Following the inauguration of the restored Wakalet el-Geddawy caravansary in Esna with the Minister of Tourism and Antiquities, Ambassador Cohen met with alumni of U.S. government-sponsored exchange programs who are building connections between Egyptians and Americans and positively impacting their communities through local projects.

Ambassador Cohen also visited the Medinat Habu and Luxor Temple complexes. The U.S. Government contributed $9.6 million in support of cultural heritage projects at Medinat Habu since 2015, including a current $6 million USAID grant to develop the site as an open-air museum. This work is programmed through the University of Chicago, active in Luxor since 1924.

In Luxor Governate, the U.S. Government, through USAID, has invested $17 million in funding via the University of Chicago to conserve sites, promote access and tourism, and establish an archeological field school in cooperation with the Ministry of Tourism and Antiquities.

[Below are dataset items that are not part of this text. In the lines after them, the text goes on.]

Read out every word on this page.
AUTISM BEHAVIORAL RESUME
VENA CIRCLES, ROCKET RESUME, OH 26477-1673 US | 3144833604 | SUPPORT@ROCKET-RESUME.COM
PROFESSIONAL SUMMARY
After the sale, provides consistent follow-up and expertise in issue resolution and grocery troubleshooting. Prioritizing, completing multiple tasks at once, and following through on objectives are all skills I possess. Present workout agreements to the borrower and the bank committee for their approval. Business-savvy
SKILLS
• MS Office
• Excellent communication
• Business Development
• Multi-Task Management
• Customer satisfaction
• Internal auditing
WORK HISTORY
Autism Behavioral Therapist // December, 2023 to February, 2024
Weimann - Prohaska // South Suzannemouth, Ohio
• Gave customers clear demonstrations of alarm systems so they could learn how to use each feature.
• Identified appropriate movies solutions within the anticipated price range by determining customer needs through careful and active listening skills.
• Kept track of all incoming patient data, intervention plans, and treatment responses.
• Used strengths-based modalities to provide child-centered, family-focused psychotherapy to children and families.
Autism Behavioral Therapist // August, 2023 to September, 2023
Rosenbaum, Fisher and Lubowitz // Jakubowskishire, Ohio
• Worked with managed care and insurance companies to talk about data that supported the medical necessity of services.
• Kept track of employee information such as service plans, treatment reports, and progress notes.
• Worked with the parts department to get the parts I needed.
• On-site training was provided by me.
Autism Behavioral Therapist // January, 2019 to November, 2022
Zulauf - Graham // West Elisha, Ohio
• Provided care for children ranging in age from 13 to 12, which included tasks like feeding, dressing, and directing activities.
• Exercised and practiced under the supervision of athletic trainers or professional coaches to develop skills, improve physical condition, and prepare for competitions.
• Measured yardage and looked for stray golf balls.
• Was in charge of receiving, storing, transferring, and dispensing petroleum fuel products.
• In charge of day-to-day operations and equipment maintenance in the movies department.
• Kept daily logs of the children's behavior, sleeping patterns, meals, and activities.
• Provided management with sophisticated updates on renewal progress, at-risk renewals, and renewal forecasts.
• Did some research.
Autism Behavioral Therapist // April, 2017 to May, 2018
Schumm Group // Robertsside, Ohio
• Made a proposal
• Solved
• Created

The Medinat Habu and Luxor complexes, and dozens of monuments on both banks of the Nile have also benefited from groundwater lowering systems that were installed over a decade ago.  The U.S. government contributed $15 million toward the construction of these systems, which continue to protect some of Egypt’s most important monuments.

Over the past 25 years, the U.S. government has invested more than $102 million to preserve and protect more than 85 cultural sites in Egypt.  This investment is part of the $30 billion the American people have contributed, since 1978, to support Egypt’s economic development.